Nada disto nos deve surpreender. Nos últimos quinze anos, enquanto o mundo atravessava sucessivas vagas de transformação tecnológica, económica e social, a escola pouco mudou. Aos novos estímulos da sociedade, os sistemas educativos responderam com mudanças incrementais, retocando currículos ou adicionando algumas valências e apetrechos informáticos. Mas a lógica da carreira académica, assente numa acumulação de saberes empilhados, manteve-se a mesma de há cem anos. Ora, o desafio educacional do nosso século não é o volume, mas a relevância.

Nos próximos vinte anos, assistiremos a verdadeiras explosões tecnológicas. A potência global de computação continuará a crescer exponencialmente, as redes serão cada vez mais velozes e ubíquas e o nosso quotidiano será invadido por aplicações e serviços muito além da nossa imaginação. A biotecnologia fará maravilhas no campo da saúde e as nano-tecnologias levar-nos-ão por caminhos nunca explorados. Alguém crê que esta torrente deixará de pé o edifício das inter-acções sociais e processos cognitivos tradicionais? Quais serão pois as aptidões, os conhecimentos e os métodos de ensino adequados à revolução em curso?

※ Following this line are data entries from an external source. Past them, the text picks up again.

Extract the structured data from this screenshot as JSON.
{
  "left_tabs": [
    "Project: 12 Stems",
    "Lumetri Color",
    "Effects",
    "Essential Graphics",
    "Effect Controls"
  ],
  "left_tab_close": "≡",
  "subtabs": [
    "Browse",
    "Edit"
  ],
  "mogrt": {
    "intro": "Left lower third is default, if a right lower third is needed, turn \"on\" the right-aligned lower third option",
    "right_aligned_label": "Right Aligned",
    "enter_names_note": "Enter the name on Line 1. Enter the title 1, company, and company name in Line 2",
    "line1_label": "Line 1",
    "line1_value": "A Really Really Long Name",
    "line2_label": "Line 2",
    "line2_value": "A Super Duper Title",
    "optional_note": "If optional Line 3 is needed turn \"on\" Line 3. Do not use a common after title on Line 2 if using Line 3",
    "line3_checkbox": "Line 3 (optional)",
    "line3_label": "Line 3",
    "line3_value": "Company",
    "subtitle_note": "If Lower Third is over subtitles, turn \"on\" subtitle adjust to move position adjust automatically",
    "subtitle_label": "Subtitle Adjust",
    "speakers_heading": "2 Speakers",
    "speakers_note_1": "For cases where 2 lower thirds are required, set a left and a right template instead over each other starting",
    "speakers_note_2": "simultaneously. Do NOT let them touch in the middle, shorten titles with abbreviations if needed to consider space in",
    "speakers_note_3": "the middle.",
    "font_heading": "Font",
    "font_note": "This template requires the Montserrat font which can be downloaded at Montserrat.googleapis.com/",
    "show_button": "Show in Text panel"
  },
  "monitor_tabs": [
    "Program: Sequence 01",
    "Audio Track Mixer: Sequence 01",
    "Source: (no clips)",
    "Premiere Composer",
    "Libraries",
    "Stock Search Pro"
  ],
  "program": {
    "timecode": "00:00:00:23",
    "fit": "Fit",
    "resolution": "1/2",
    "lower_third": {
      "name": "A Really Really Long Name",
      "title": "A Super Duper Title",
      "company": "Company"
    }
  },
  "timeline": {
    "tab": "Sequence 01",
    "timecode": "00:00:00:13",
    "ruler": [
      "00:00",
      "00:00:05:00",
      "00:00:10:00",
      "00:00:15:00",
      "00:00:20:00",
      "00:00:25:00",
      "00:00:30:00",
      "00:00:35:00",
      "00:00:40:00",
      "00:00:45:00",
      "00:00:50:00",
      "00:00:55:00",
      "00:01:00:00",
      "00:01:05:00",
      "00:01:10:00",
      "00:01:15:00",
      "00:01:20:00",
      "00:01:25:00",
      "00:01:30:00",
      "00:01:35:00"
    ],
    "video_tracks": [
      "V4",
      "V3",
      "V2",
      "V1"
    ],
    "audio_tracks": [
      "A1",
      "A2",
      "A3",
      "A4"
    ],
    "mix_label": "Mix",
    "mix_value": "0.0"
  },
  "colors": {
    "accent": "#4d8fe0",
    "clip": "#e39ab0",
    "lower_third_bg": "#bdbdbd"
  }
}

Há quem pense que, na sua essência, os jovens serão sempre feitos da mesma massa humana, da mesma matriz de emoções, sentimentos e razões, pelo que a escola nunca terá de mudar os seus fundamentos clássicos. Nada de mais errado. Olhemos para a actual geração. Estes miúdos, nativos da era digital, não são só diferentes de nós porque pintam o cabelo às cores, furam as orelhas e utilizam códigos de linguagem esquisitos. Eles são fundamentalmente diferentes de nós na forma de pensar, no modo como acedem, absorvem, interpretam, processam e usam a informação e, sobretudo, na maneira de percepcionar, interagir e comunicar no mundo moderno. A convivência diária com as tecnologias digitais desde a mais tenra idade dotou-os de uma matriz cognitiva diferente da nossa, simples imigrantes da era digital.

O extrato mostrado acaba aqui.